In this saying, the “wise fisherman” is a metaphor for the seeker of wisdom who encounters the small and the many. He rejects them. Among them, however, he finds a “fine large fish,” a metaphor for the oneness of the Kingdom. Unlike the things of this world, the Kingdom is not seen by the eyes or heard by the ears but experienced directly by the mind. Its impact there is ineffable and incomparable to anything found in this world. It is nothing less than the awareness that man and God are one. That experience of union with God is also the “treasure” of parables 76 and 109. It is what is sought in sayings 24, 60, 92, 94, and 107. It is what astonishes in saying 2. In contrast, nowhere in Thomas is the world accorded such value.

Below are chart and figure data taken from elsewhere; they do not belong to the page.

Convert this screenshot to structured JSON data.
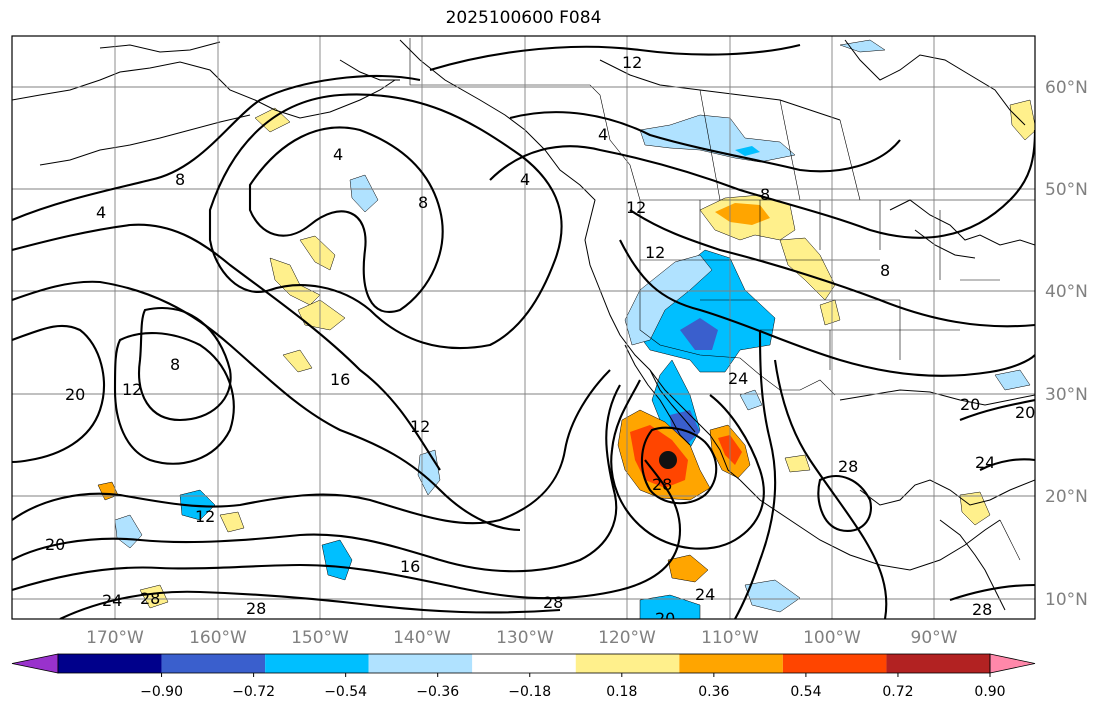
{
  "title": "2025100600 F084",
  "map": {
    "lat_labels": [
      "60°N",
      "50°N",
      "40°N",
      "30°N",
      "20°N",
      "10°N"
    ],
    "lon_labels": [
      "170°W",
      "160°W",
      "150°W",
      "140°W",
      "130°W",
      "120°W",
      "110°W",
      "100°W",
      "90°W"
    ],
    "grid": true
  },
  "colorbar": {
    "ticks": [
      "−0.90",
      "−0.72",
      "−0.54",
      "−0.36",
      "−0.18",
      "0.18",
      "0.36",
      "0.54",
      "0.72",
      "0.90"
    ],
    "colors": [
      "#9932cc",
      "#00008b",
      "#3a5fcd",
      "#00bfff",
      "#b0e2ff",
      "#ffffff",
      "#fff08c",
      "#ffa500",
      "#ff4500",
      "#b22222",
      "#ff88aa"
    ],
    "extend": "both"
  },
  "contour_labels": [
    {
      "text": "12",
      "id": "c12-top"
    },
    {
      "text": "4",
      "id": "c4-alaska"
    },
    {
      "text": "4",
      "id": "c4-gulf"
    },
    {
      "text": "4",
      "id": "c4-coast"
    },
    {
      "text": "4",
      "id": "c4-west"
    },
    {
      "text": "8",
      "id": "c8-nw"
    },
    {
      "text": "8",
      "id": "c8-center"
    },
    {
      "text": "8",
      "id": "c8-canada"
    },
    {
      "text": "8",
      "id": "c8-west"
    },
    {
      "text": "8",
      "id": "c8-east"
    },
    {
      "text": "12",
      "id": "c12-bc"
    },
    {
      "text": "12",
      "id": "c12-wa"
    },
    {
      "text": "12",
      "id": "c12-west"
    },
    {
      "text": "12",
      "id": "c12-mid"
    },
    {
      "text": "12",
      "id": "c12-sw"
    },
    {
      "text": "16",
      "id": "c16-mid"
    },
    {
      "text": "16",
      "id": "c16-south"
    },
    {
      "text": "20",
      "id": "c20-west"
    },
    {
      "text": "20",
      "id": "c20-sw"
    },
    {
      "text": "20",
      "id": "c20-gulf"
    },
    {
      "text": "20",
      "id": "c20-bottom"
    },
    {
      "text": "20",
      "id": "c20-east"
    },
    {
      "text": "24",
      "id": "c24-mex"
    },
    {
      "text": "24",
      "id": "c24-bottom"
    },
    {
      "text": "24",
      "id": "c24-sw"
    },
    {
      "text": "24",
      "id": "c24-gulf"
    },
    {
      "text": "28",
      "id": "c28-storm"
    },
    {
      "text": "28",
      "id": "c28-mex"
    },
    {
      "text": "28",
      "id": "c28-bottom"
    },
    {
      "text": "28",
      "id": "c28-sw"
    },
    {
      "text": "28",
      "id": "c28-sw2"
    },
    {
      "text": "28",
      "id": "c28-se"
    }
  ]
}
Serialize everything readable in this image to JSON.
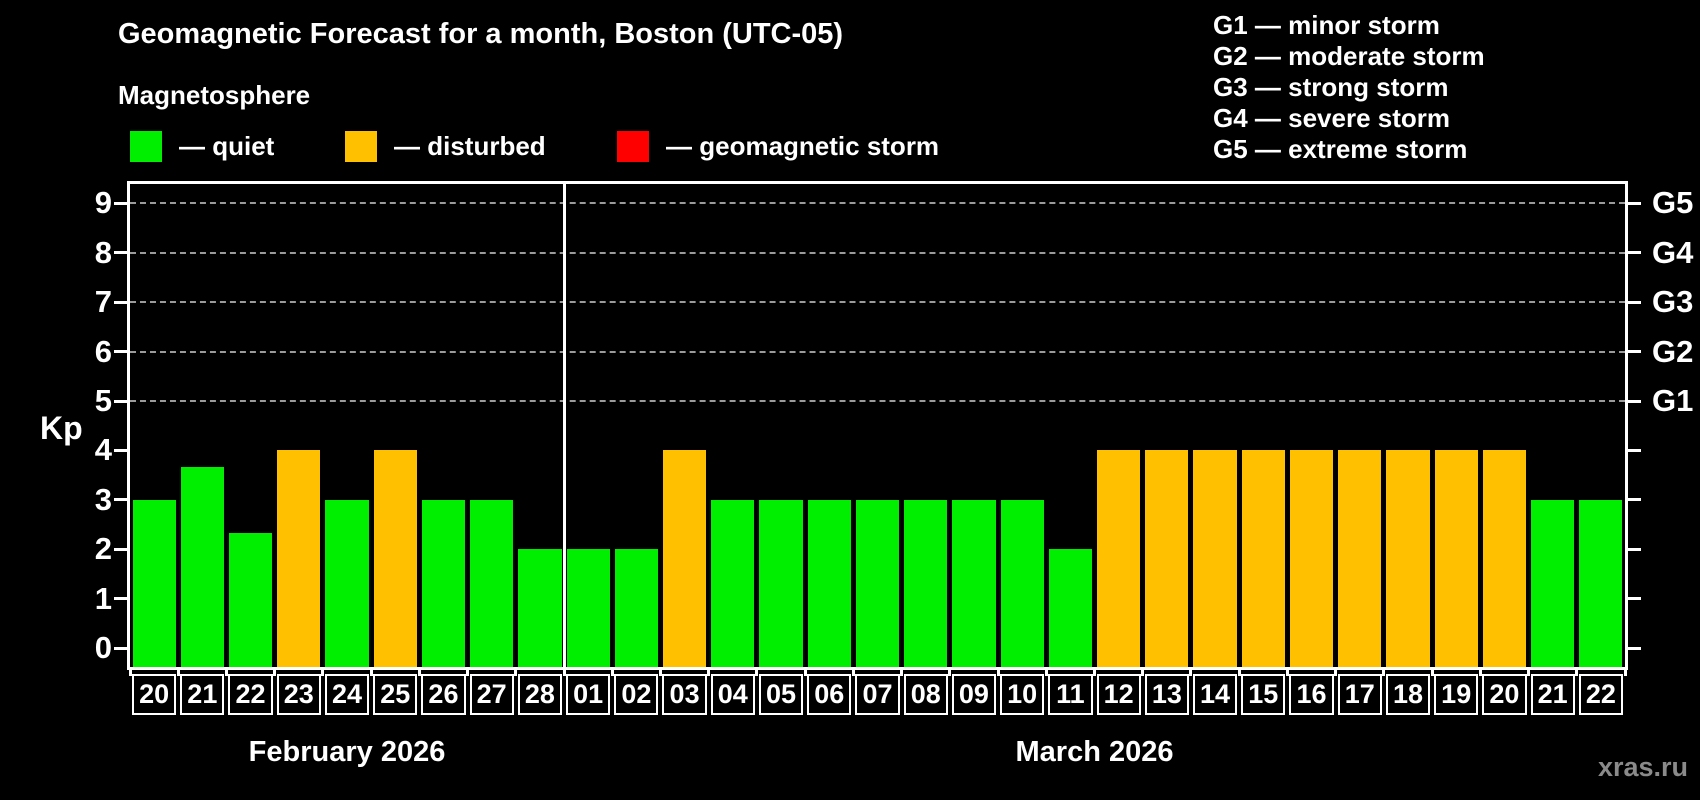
{
  "title": "Geomagnetic Forecast for a month, Boston (UTC-05)",
  "subtitle": "Magnetosphere",
  "legend": {
    "items": [
      {
        "status": "quiet",
        "label": "— quiet",
        "color": "#00ee00"
      },
      {
        "status": "disturbed",
        "label": "— disturbed",
        "color": "#ffc000"
      },
      {
        "status": "storm",
        "label": "— geomagnetic storm",
        "color": "#ff0000"
      }
    ]
  },
  "storm_scale": {
    "lines": [
      "G1 — minor storm",
      "G2 — moderate storm",
      "G3 — strong storm",
      "G4 — severe storm",
      "G5 — extreme storm"
    ]
  },
  "watermark": "xras.ru",
  "chart_data": {
    "type": "bar",
    "title": "Geomagnetic Forecast for a month, Boston (UTC-05)",
    "ylabel": "Kp",
    "xlabel": "",
    "ylim": [
      0,
      9
    ],
    "yticks": [
      0,
      1,
      2,
      3,
      4,
      5,
      6,
      7,
      8,
      9
    ],
    "gridlines_at": [
      5,
      6,
      7,
      8,
      9
    ],
    "grid_color": "#9b9b9b",
    "axis_color": "#ffffff",
    "background": "#000000",
    "legend_position": "top",
    "right_axis_labels": [
      {
        "value": 5,
        "label": "G1"
      },
      {
        "value": 6,
        "label": "G2"
      },
      {
        "value": 7,
        "label": "G3"
      },
      {
        "value": 8,
        "label": "G4"
      },
      {
        "value": 9,
        "label": "G5"
      }
    ],
    "months": [
      {
        "label": "February 2026",
        "days": 9
      },
      {
        "label": "March 2026",
        "days": 22
      }
    ],
    "points": [
      {
        "day": "20",
        "kp": 3,
        "status": "quiet"
      },
      {
        "day": "21",
        "kp": 3.67,
        "status": "quiet"
      },
      {
        "day": "22",
        "kp": 2.33,
        "status": "quiet"
      },
      {
        "day": "23",
        "kp": 4,
        "status": "disturbed"
      },
      {
        "day": "24",
        "kp": 3,
        "status": "quiet"
      },
      {
        "day": "25",
        "kp": 4,
        "status": "disturbed"
      },
      {
        "day": "26",
        "kp": 3,
        "status": "quiet"
      },
      {
        "day": "27",
        "kp": 3,
        "status": "quiet"
      },
      {
        "day": "28",
        "kp": 2,
        "status": "quiet"
      },
      {
        "day": "01",
        "kp": 2,
        "status": "quiet"
      },
      {
        "day": "02",
        "kp": 2,
        "status": "quiet"
      },
      {
        "day": "03",
        "kp": 4,
        "status": "disturbed"
      },
      {
        "day": "04",
        "kp": 3,
        "status": "quiet"
      },
      {
        "day": "05",
        "kp": 3,
        "status": "quiet"
      },
      {
        "day": "06",
        "kp": 3,
        "status": "quiet"
      },
      {
        "day": "07",
        "kp": 3,
        "status": "quiet"
      },
      {
        "day": "08",
        "kp": 3,
        "status": "quiet"
      },
      {
        "day": "09",
        "kp": 3,
        "status": "quiet"
      },
      {
        "day": "10",
        "kp": 3,
        "status": "quiet"
      },
      {
        "day": "11",
        "kp": 2,
        "status": "quiet"
      },
      {
        "day": "12",
        "kp": 4,
        "status": "disturbed"
      },
      {
        "day": "13",
        "kp": 4,
        "status": "disturbed"
      },
      {
        "day": "14",
        "kp": 4,
        "status": "disturbed"
      },
      {
        "day": "15",
        "kp": 4,
        "status": "disturbed"
      },
      {
        "day": "16",
        "kp": 4,
        "status": "disturbed"
      },
      {
        "day": "17",
        "kp": 4,
        "status": "disturbed"
      },
      {
        "day": "18",
        "kp": 4,
        "status": "disturbed"
      },
      {
        "day": "19",
        "kp": 4,
        "status": "disturbed"
      },
      {
        "day": "20",
        "kp": 4,
        "status": "disturbed"
      },
      {
        "day": "21",
        "kp": 3,
        "status": "quiet"
      },
      {
        "day": "22",
        "kp": 3,
        "status": "quiet"
      }
    ]
  }
}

Commentators have suggested a variety of meanings for this parable. Some say it represents the sorting out of the righteous and the wicked for assignment to heaven or hell. The version in Matthew (13:47-50) indeed endorses this idea. Others, inclined to see Thomas as a Gnostic text, see the fisherman as God. In that role, He singles out for favor the true Gnostic, metaphorically throwing the rest of humanity back into the sea. Still others see the fisherman as essentially a conservationist, returning the small fish to the sea so that they may grow naturally into fine large fish. What all of these interpretations have in common is that they ignore the similarities within Thomas, mentioned above, and instead look outside the text for its meaning. Some commentators have even suggested that the Gospel of Thomas in its entirety has no discernible meaning at all. It is merely a jumble of nonsensical and unrelated ideas. Yet, for those who understand its non-dualistic frame of reference, it comes alive, and its message is fresh and vital.
There are patterns here that cannot be ignored. But to see these patterns, one must have an open mind. The final line of this parable says, “Whoever has ears to hear, let him hear.” Jesus encourages the reader to look again at this, to look beyond his usual assumptions, to be willing to open his mind to another way of thinking, however strange that may seem at first.

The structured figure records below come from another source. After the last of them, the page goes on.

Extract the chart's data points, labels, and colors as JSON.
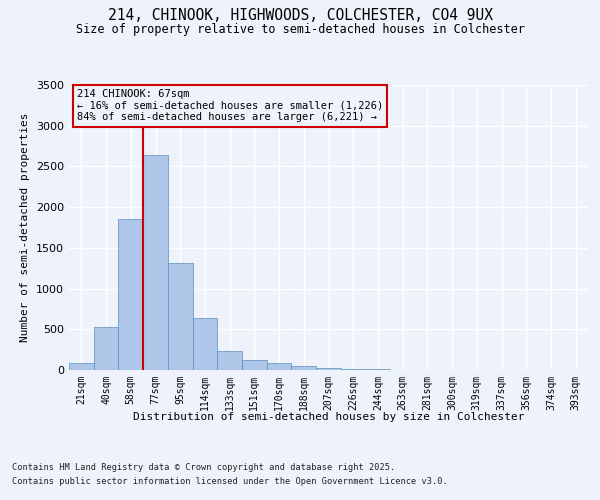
{
  "title1": "214, CHINOOK, HIGHWOODS, COLCHESTER, CO4 9UX",
  "title2": "Size of property relative to semi-detached houses in Colchester",
  "xlabel": "Distribution of semi-detached houses by size in Colchester",
  "ylabel": "Number of semi-detached properties",
  "footer1": "Contains HM Land Registry data © Crown copyright and database right 2025.",
  "footer2": "Contains public sector information licensed under the Open Government Licence v3.0.",
  "annotation_line1": "214 CHINOOK: 67sqm",
  "annotation_line2": "← 16% of semi-detached houses are smaller (1,226)",
  "annotation_line3": "84% of semi-detached houses are larger (6,221) →",
  "categories": [
    "21sqm",
    "40sqm",
    "58sqm",
    "77sqm",
    "95sqm",
    "114sqm",
    "133sqm",
    "151sqm",
    "170sqm",
    "188sqm",
    "207sqm",
    "226sqm",
    "244sqm",
    "263sqm",
    "281sqm",
    "300sqm",
    "319sqm",
    "337sqm",
    "356sqm",
    "374sqm",
    "393sqm"
  ],
  "values": [
    80,
    530,
    1850,
    2640,
    1310,
    640,
    230,
    120,
    80,
    55,
    30,
    15,
    8,
    5,
    3,
    2,
    1,
    1,
    0,
    0,
    0
  ],
  "bar_color": "#aec6e8",
  "bar_edge_color": "#5a8fc0",
  "vline_color": "#cc0000",
  "vline_x": 2.5,
  "annotation_box_color": "#cc0000",
  "ylim": [
    0,
    3500
  ],
  "yticks": [
    0,
    500,
    1000,
    1500,
    2000,
    2500,
    3000,
    3500
  ],
  "background_color": "#eef2fa",
  "grid_color": "#ffffff"
}
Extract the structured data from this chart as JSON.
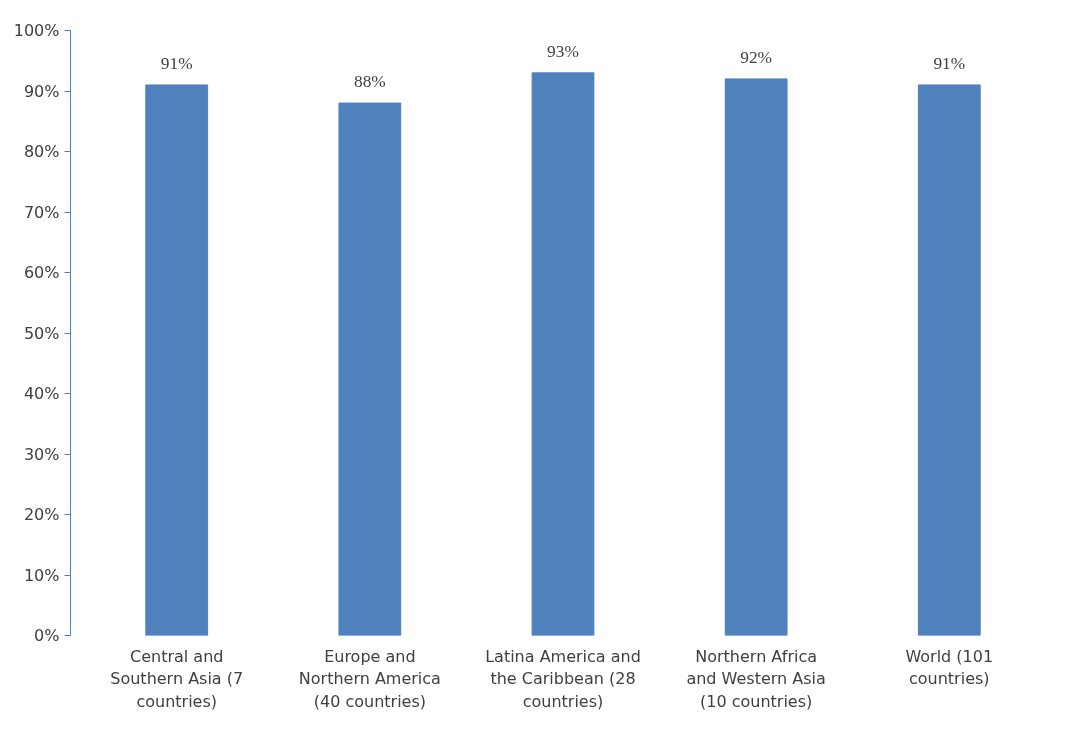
{
  "chart_data": {
    "type": "bar",
    "categories": [
      "Central and Southern Asia (7 countries)",
      "Europe and Northern America (40 countries)",
      "Latina America and the Caribbean (28 countries)",
      "Northern Africa and Western Asia (10 countries)",
      "World (101 countries)"
    ],
    "values": [
      91,
      88,
      93,
      92,
      91
    ],
    "color": "#4f81bd",
    "value_labels": [
      "91%",
      "88%",
      "93%",
      "92%",
      "91%"
    ],
    "ylim": [
      0,
      100
    ],
    "yticks": [
      {
        "value": 0,
        "label": "0%"
      },
      {
        "value": 10,
        "label": "10%"
      },
      {
        "value": 20,
        "label": "20%"
      },
      {
        "value": 30,
        "label": "30%"
      },
      {
        "value": 40,
        "label": "40%"
      },
      {
        "value": 50,
        "label": "50%"
      },
      {
        "value": 60,
        "label": "60%"
      },
      {
        "value": 70,
        "label": "70%"
      },
      {
        "value": 80,
        "label": "80%"
      },
      {
        "value": 90,
        "label": "90%"
      },
      {
        "value": 100,
        "label": "100%"
      }
    ],
    "grid": false
  }
}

The implications of this parable are quite profound, yet practical. All men and women are fishermen. They all have their nets out to capture what they can of life’s bounty. Mostly what they catch are small and meaningless things—meaningless attachments and meaningless possessions. When they recognize and discard from their minds these small “fish” as meaningless, then, what is truly meaningful comes into view. This is the fine large fish, the Kingdom, which man shares with God and with all of His children. When experienced, the awareness of this Kingdom is so overwhelming that nothing else seems worthy of keeping. The fisherman chooses the larger fish, and, for him, nothing can ever be the same. It is important also to realize that this metaphorical fisherman, who represents the seeker of wisdom, makes his choice “without difficulty.” This means that once the Kingdom is recognized, choosing peace over the many and insignificant things of this world is easy.